Simulated Bladder Pressure Stimulates Human Bladder Smooth Muscle Cell Proliferation via the PI3K/SGK1 Signaling Pathway

Abstract

A mechanical stimulus on detrusor tissue is critical to bladder outlet obstruction progression and functional bladder tissue engineering. A hypothesis is that mechanical stimulus triggers human bladder smooth muscle cell proliferation. To help better understand this relationship of bladder function to growth at the cellular level we used a novel method of applying cyclic hydrodynamic pressure that simulates the bladder cycle to cell cultures. We detected the proliferation response of human bladder smooth muscle cells (4310, ScienCell™) to different pressures as well as the signal transduction mechanism of this process. Human bladder smooth muscle cells cultured in scaffolds underwent 4 pressures (0, 100, 200 and 300 cm H(2)O) for 24 hours, as controlled by a BioDynamic® bioreactor.

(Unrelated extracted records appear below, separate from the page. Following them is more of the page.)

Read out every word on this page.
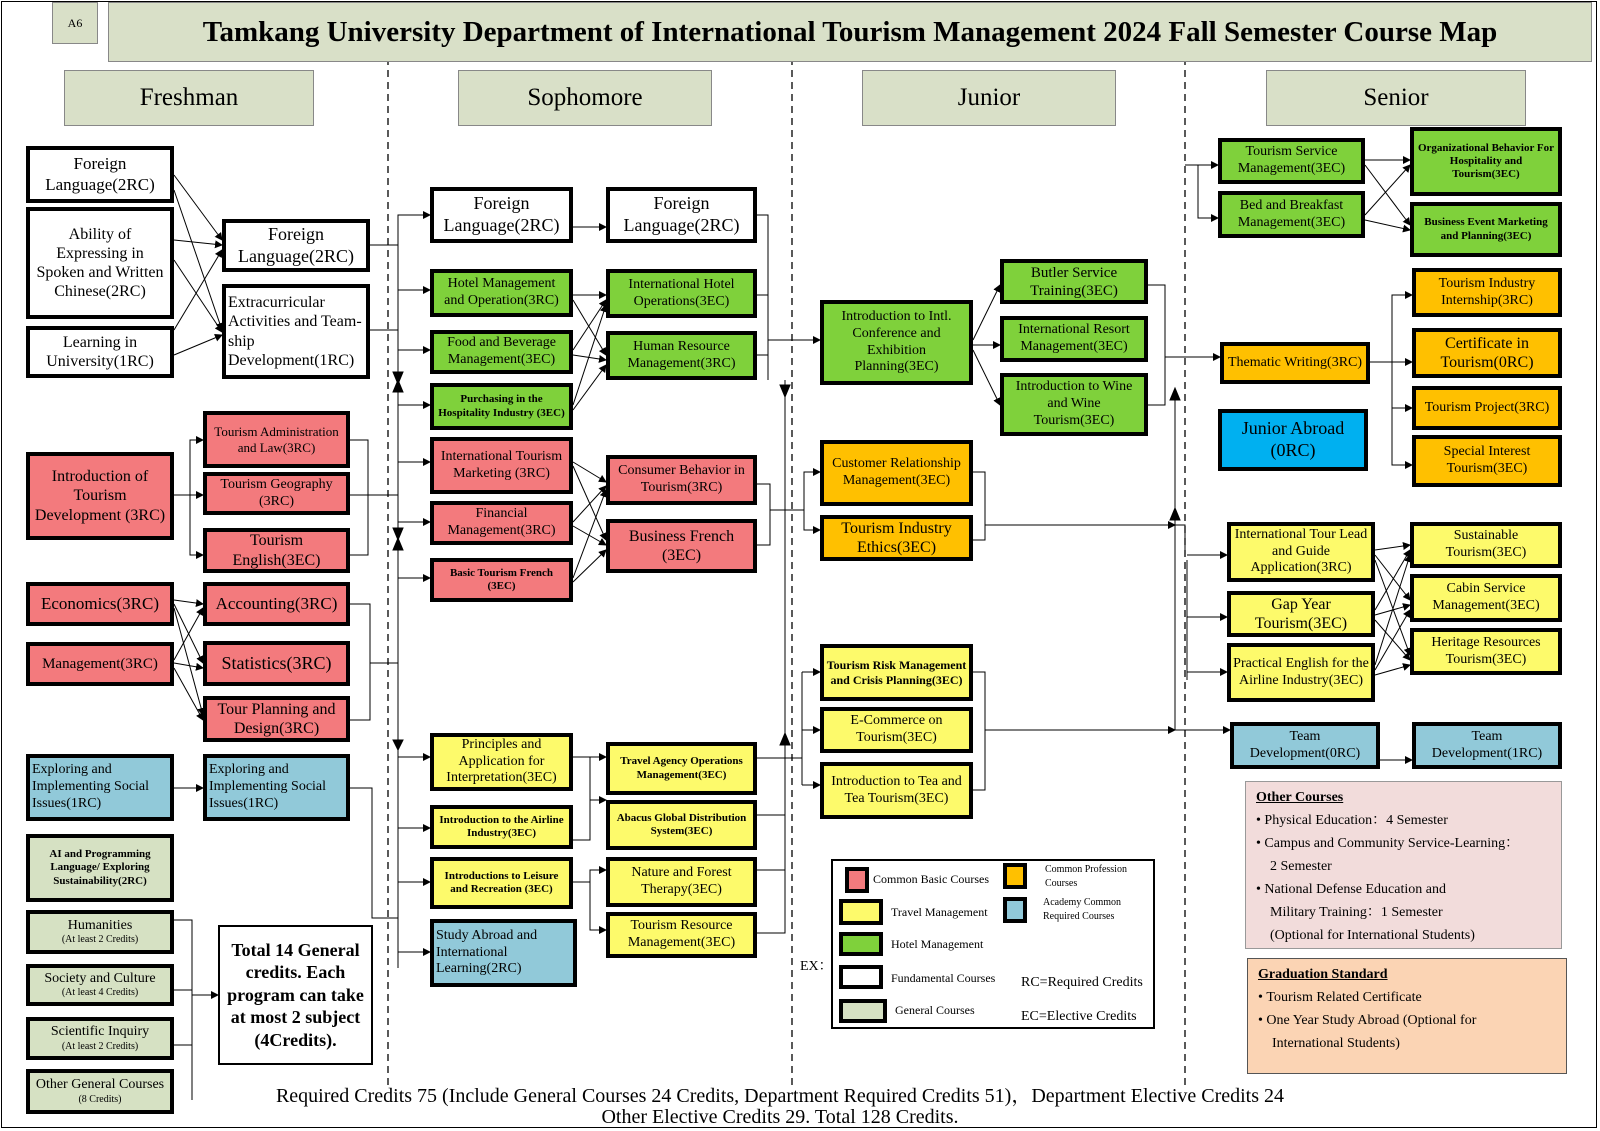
A6	Tamkang University Department of International Tourism Management 2024 Fall Semester Course Map
Freshman	Sophomore	Junior	Senior
Foreign Language(2RC)
Ability of Expressing in Spoken and Written Chinese(2RC)
Learning in University(1RC)
Foreign Language(2RC)
Extracurricular Activities and Team-ship Development(1RC)
Introduction of Tourism Development (3RC)
Tourism Administration and Law(3RC)
Tourism Geography (3RC)
Tourism English(3EC)
Economics(3RC)
Management(3RC)
Accounting(3RC)
Statistics(3RC)
Tour Planning and Design(3RC)
Exploring and Implementing Social Issues(1RC)
Exploring and Implementing Social Issues(1RC)
AI and Programming Language/ Exploring Sustainability(2RC)
Humanities
(At least 2 Credits)
Society and Culture
(At least 4 Credits)
Scientific Inquiry
(At least 2 Credits)
Other General Courses
(8 Credits)
Total 14 General credits. Each program can take at most 2 subject (4Credits).
Foreign Language(2RC)
Foreign Language(2RC)
Hotel Management and Operation(3RC)
Food and Beverage Management(3EC)
Purchasing in the Hospitality Industry (3EC)
International Hotel Operations(3EC)
Human Resource Management(3RC)
International Tourism Marketing (3RC)
Financial Management(3RC)
Basic Tourism French (3EC)
Consumer Behavior in Tourism(3RC)
Business French (3EC)
Principles and Application for Interpretation(3EC)
Introduction to the Airline Industry(3EC)
Introductions to Leisure and Recreation (3EC)
Study Abroad and International Learning(2RC)
Travel Agency Operations Management(3EC)
Abacus Global Distribution System(3EC)
Nature and Forest Therapy(3EC)
Tourism Resource Management(3EC)
Introduction to Intl. Conference and Exhibition Planning(3EC)
Butler Service Training(3EC)
International Resort Management(3EC)
Introduction to Wine and Wine Tourism(3EC)
Customer Relationship Management(3EC)
Tourism Industry Ethics(3EC)
Tourism Risk Management and Crisis Planning(3EC)
E-Commerce on Tourism(3EC)
Introduction to Tea and Tea Tourism(3EC)
Tourism Service Management(3EC)
Bed and Breakfast Management(3EC)
Organizational Behavior For Hospitality and Tourism(3EC)
Business Event Marketing and Planning(3EC)
Thematic Writing(3RC)
Tourism Industry Internship(3RC)
Certificate in Tourism(0RC)
Tourism Project(3RC)
Special Interest Tourism(3EC)
Junior Abroad (0RC)
International Tour Lead and Guide Application(3RC)
Gap Year Tourism(3EC)
Practical English for the Airline Industry(3EC)
Sustainable Tourism(3EC)
Cabin Service Management(3EC)
Heritage Resources Tourism(3EC)
Team Development(0RC)
Team Development(1RC)
Common Basic Courses
Common Profession Courses
Travel Management
Academy Common Required Courses
Hotel Management
Fundamental Courses RC=Required Credits
General Courses	EC=Elective Credits
EX：
Other Courses
• Physical Education：4 Semester
• Campus and Community Service-Learning：
2 Semester
• National Defense Education and
Military Training：1 Semester
(Optional for International Students)
Graduation Standard
• Tourism Related Certificate
• One Year Study Abroad (Optional for
International Students)
Required Credits 75 (Include General Courses 24 Credits, Department Required Credits 51)，Department Elective Credits 24
Other Elective Credits 29. Total 128 Credits.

We then used flow cytometry to examine cell cycle distribution, and polymerase chain reaction and immunoblot to quantify SGK1 and AKT expression and activation in each group. SGK1 was silenced in human bladder smooth muscle cells using small interfering RNA to validate the role of SGK1 in mediating pressure induced cell proliferation. Compared with the 0 cm H(2)O control group, human bladder smooth muscle cells in the 200 and 300 cm H(2)O groups showed increased cell proliferation. SGK1 expression and activity were also increased while AKT, another downstream signal of PI3K, did not change significantly. SGK1 silencing abolished the increases in cell proliferation induced by pressure. To our knowledge we provide the first report of cyclic hydrodynamic pressure stimulating the proliferation of human bladder smooth muscle cells cultured in scaffolds. The signal transduction mechanism for this process is involved with the PI3K/SGK1 and not the PI3K/AKT signaling pathway.